EHRENFELD, JOAN G. (Center for Coastal and Envir. Stud., Rutgers Univ., New Brunswick, New Jersey 08903). Understory response to canopy gaps of varying size in a mature oak forest. Bull. Torrey Bot. Club 107: 29-41. 1980.-I have studied canopy gaps in a mature oak forest to determine whether gap size is an important variable controlling the mode of response of the understory vegetation. A severe gypsy moth defoliation produced single-tree and multiple-tree openings, and I censussed the vegetation in these openings and in matched control sites to see whether plants became established, or whether existing plants reorganized their division of resources within the gap area.
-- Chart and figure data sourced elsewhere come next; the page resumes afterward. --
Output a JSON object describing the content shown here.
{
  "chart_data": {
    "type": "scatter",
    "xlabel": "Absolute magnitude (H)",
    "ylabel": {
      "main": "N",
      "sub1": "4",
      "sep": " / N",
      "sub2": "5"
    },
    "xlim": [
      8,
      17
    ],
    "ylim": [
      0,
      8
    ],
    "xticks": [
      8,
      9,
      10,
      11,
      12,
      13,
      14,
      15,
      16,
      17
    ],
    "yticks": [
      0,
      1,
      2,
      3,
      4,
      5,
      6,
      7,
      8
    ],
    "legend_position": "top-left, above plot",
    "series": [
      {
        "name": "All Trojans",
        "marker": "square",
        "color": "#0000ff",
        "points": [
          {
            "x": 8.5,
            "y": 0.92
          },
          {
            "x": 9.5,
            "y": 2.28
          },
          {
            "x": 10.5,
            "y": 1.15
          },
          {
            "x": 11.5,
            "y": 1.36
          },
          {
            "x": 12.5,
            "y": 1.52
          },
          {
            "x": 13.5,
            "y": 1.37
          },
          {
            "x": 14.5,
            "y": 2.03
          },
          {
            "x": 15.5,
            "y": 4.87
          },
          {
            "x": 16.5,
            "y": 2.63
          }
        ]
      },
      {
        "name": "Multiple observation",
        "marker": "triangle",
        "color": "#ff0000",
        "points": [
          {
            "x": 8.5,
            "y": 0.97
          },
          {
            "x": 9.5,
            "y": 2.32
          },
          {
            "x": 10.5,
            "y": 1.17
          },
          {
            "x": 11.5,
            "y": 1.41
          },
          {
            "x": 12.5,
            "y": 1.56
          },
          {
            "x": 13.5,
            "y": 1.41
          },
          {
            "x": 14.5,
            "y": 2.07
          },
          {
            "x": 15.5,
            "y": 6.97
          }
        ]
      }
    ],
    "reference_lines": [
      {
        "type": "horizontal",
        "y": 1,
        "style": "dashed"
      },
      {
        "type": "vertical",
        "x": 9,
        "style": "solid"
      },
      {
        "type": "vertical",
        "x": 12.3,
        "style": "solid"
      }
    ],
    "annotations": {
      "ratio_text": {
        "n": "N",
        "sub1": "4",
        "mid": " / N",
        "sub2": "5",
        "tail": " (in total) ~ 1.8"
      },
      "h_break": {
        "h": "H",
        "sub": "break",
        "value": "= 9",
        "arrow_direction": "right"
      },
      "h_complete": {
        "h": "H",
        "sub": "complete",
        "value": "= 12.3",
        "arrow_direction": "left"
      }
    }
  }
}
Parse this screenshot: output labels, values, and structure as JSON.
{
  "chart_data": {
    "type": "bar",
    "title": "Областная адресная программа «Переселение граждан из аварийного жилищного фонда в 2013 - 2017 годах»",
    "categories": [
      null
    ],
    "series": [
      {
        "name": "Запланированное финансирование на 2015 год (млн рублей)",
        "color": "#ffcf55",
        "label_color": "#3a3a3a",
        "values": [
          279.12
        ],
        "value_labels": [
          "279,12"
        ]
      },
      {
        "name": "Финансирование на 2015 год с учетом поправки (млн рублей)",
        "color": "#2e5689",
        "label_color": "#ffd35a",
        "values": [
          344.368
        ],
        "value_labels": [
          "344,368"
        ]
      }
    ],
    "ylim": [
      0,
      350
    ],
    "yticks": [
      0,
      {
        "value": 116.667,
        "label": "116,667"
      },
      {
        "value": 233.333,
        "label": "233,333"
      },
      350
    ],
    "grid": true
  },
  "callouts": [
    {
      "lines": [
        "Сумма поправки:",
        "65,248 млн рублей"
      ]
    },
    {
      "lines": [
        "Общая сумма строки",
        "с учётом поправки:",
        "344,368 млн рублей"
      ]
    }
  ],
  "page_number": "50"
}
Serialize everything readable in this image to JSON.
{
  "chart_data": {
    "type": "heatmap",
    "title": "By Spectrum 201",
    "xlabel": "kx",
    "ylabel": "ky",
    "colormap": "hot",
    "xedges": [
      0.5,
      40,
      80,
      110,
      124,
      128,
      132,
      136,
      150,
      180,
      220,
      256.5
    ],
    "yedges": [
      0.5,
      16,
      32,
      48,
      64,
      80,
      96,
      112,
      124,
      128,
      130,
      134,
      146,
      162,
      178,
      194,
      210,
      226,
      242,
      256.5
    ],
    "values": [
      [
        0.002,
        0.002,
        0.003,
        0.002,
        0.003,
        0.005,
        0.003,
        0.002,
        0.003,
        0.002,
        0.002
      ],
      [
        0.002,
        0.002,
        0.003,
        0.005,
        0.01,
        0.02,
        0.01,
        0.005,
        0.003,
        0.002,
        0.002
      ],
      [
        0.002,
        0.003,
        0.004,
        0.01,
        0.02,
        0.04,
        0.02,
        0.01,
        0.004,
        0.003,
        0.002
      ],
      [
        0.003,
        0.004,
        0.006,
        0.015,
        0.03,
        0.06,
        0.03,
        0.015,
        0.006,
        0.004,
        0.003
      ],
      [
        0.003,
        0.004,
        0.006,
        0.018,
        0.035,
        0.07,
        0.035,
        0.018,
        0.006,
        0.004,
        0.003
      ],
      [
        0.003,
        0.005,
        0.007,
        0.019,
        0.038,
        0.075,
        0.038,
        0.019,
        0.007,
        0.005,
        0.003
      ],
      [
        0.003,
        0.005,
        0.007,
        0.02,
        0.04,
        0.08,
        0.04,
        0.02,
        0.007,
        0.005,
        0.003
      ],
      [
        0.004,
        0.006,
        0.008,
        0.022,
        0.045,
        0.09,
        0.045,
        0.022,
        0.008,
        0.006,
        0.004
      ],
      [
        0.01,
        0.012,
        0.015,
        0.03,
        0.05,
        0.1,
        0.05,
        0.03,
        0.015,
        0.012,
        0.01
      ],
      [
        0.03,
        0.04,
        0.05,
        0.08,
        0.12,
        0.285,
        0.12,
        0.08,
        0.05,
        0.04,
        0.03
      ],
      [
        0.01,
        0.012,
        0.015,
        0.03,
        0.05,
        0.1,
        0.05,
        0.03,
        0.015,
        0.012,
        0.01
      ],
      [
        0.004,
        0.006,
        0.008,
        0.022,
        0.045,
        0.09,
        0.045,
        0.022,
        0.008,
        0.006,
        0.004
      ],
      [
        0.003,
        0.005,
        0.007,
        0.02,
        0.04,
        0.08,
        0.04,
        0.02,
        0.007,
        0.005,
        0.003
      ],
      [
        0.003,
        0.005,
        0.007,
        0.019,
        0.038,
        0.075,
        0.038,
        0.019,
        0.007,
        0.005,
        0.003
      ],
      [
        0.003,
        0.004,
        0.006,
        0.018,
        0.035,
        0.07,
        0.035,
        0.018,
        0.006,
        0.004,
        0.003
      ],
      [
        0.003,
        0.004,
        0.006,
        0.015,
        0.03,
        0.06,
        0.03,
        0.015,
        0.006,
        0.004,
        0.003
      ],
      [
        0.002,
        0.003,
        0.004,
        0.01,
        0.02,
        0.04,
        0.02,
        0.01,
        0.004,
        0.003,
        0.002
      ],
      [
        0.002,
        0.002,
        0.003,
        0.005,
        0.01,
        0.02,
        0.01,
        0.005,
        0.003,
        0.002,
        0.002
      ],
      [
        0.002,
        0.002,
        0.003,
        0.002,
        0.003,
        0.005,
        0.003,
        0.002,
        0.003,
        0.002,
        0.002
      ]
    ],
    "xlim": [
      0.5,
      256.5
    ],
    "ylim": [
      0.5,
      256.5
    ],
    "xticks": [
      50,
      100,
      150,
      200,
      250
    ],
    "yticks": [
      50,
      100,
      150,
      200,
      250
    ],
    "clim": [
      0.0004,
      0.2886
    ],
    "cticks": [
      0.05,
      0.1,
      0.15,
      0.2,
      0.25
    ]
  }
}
The data indicated that no new establishment of plants had occurred. Rather, the vegetation had reorganized itself, with understory species, principally Cornus florida, becoming the most important element in the lower stratum. The understory species evidently occurred in patches of high relative density, within which canopy-tree reproduction was apparently inhibited or excluded. Because most of the gypsy moth-caused gaps were smaller than these patches of understory growth, gap size did not appear to affect the mode of response of the vegetation. I suggest that gap dynamics can be understood, and perhaps predicted, by superposing the pattern of canopy openings on the patchwork of understory-species growth in the disturbed sand.